Gingerbread Gothic — Chesme Church

The era of Gothic construction in the Russian Empire is best displayed in the cathedrals of St. Petersburg. A vivid representative of this is the Chesme Church, which amazes the world with its lightness, elegance and simplicity. This Orthodox church is located on the Frog Marsh. This name was given to the swamp by Finns, who like to call things by their proper names.

From history it follows that it was in this place, in 1770, that the messenger transmitted the news of the victory of the Russian fleet over the Turks, in the Battle of Chesma, Catherine II. In honor of this event, in 7 years the church was laid in this place. In just three years, she was completely ready just in honor of the 10th anniversary of the Chesma victory, in 1780. The solemn event was attended by Emperor Joseph II and King Gustav III. This was done by Catherine to strengthen diplomatic relations, and remind neighbors of the power of the Russian Empire.

The architecture of the church is very simple, but at the same time very original. The project for this church was designed by architect Yuri Falten, who often worked within the Russian Palace. His talent and skill was highly appreciated by Empress Catherine II, and he did not disappoint her expectations. Building a church in the Empress’s way is truly a difficult task. After all, the built up royal residence on the project Bazhenov was rejected.

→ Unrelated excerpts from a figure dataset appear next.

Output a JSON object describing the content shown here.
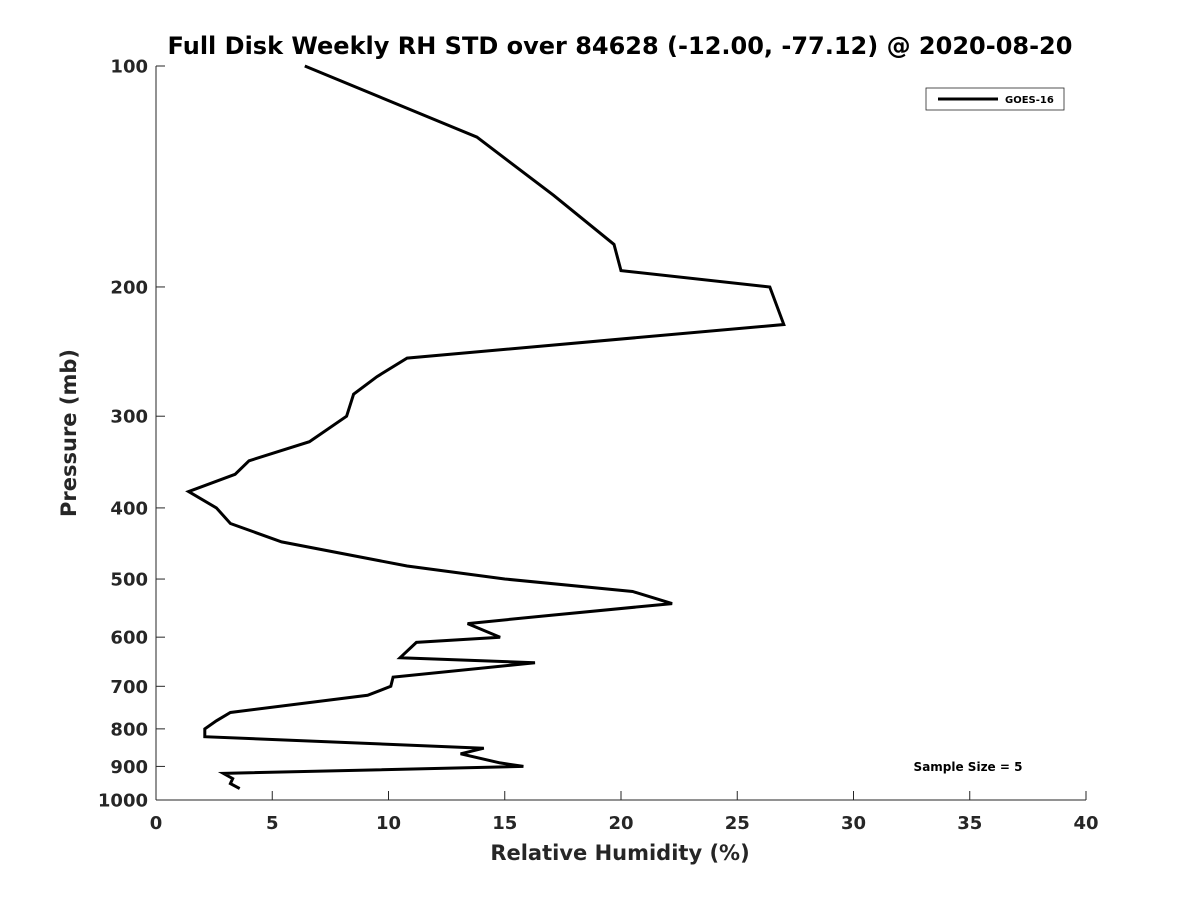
{
  "chart_data": {
    "type": "line",
    "title": "Full Disk Weekly RH STD over 84628 (-12.00, -77.12) @ 2020-08-20",
    "xlabel": "Relative Humidity (%)",
    "ylabel": "Pressure (mb)",
    "xlim": [
      0,
      40
    ],
    "ylim": [
      100,
      1000
    ],
    "y_scale": "log",
    "y_reversed": true,
    "grid": false,
    "legend_position": "top-right",
    "x_ticks": [
      0,
      5,
      10,
      15,
      20,
      25,
      30,
      35,
      40
    ],
    "y_ticks": [
      100,
      200,
      300,
      400,
      500,
      600,
      700,
      800,
      900,
      1000
    ],
    "annotation": "Sample Size = 5",
    "series": [
      {
        "name": "GOES-16",
        "color": "#000000",
        "points": [
          [
            6.4,
            100
          ],
          [
            13.8,
            125
          ],
          [
            17.1,
            150
          ],
          [
            19.7,
            175
          ],
          [
            20.0,
            190
          ],
          [
            26.4,
            200
          ],
          [
            27.0,
            225
          ],
          [
            10.8,
            250
          ],
          [
            9.5,
            265
          ],
          [
            8.5,
            280
          ],
          [
            8.2,
            300
          ],
          [
            6.6,
            325
          ],
          [
            4.0,
            345
          ],
          [
            3.4,
            360
          ],
          [
            1.4,
            380
          ],
          [
            2.6,
            400
          ],
          [
            3.2,
            420
          ],
          [
            5.4,
            445
          ],
          [
            10.8,
            480
          ],
          [
            15.0,
            500
          ],
          [
            20.5,
            520
          ],
          [
            22.2,
            540
          ],
          [
            17.0,
            560
          ],
          [
            13.4,
            575
          ],
          [
            14.8,
            600
          ],
          [
            11.2,
            610
          ],
          [
            10.5,
            640
          ],
          [
            16.3,
            650
          ],
          [
            10.2,
            680
          ],
          [
            10.1,
            700
          ],
          [
            9.1,
            720
          ],
          [
            3.2,
            760
          ],
          [
            2.6,
            780
          ],
          [
            2.1,
            800
          ],
          [
            2.1,
            820
          ],
          [
            14.1,
            850
          ],
          [
            13.1,
            865
          ],
          [
            14.8,
            890
          ],
          [
            15.8,
            900
          ],
          [
            2.9,
            920
          ],
          [
            3.3,
            935
          ],
          [
            3.2,
            950
          ],
          [
            3.6,
            965
          ]
        ]
      }
    ]
  }
}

Later, in the style of the church, a grand palace was built, so famous that the whole area around the palace and the church began to be called Chesma, and the Finnish name was quickly forgotten. These buildings of the Neo-Gothic style are still in place, and are now available to tourists. Visit these places and appreciate the beauty and grandeur of these architectural works of art.

These buildings show that beauty was inherent in the Russian Empire, especially during the reign of the imperial family. It was at that time that the blossoming of construction and creative innovations, improvisation and unusual solutions, which now amazes us with its grandeur, was in full swing.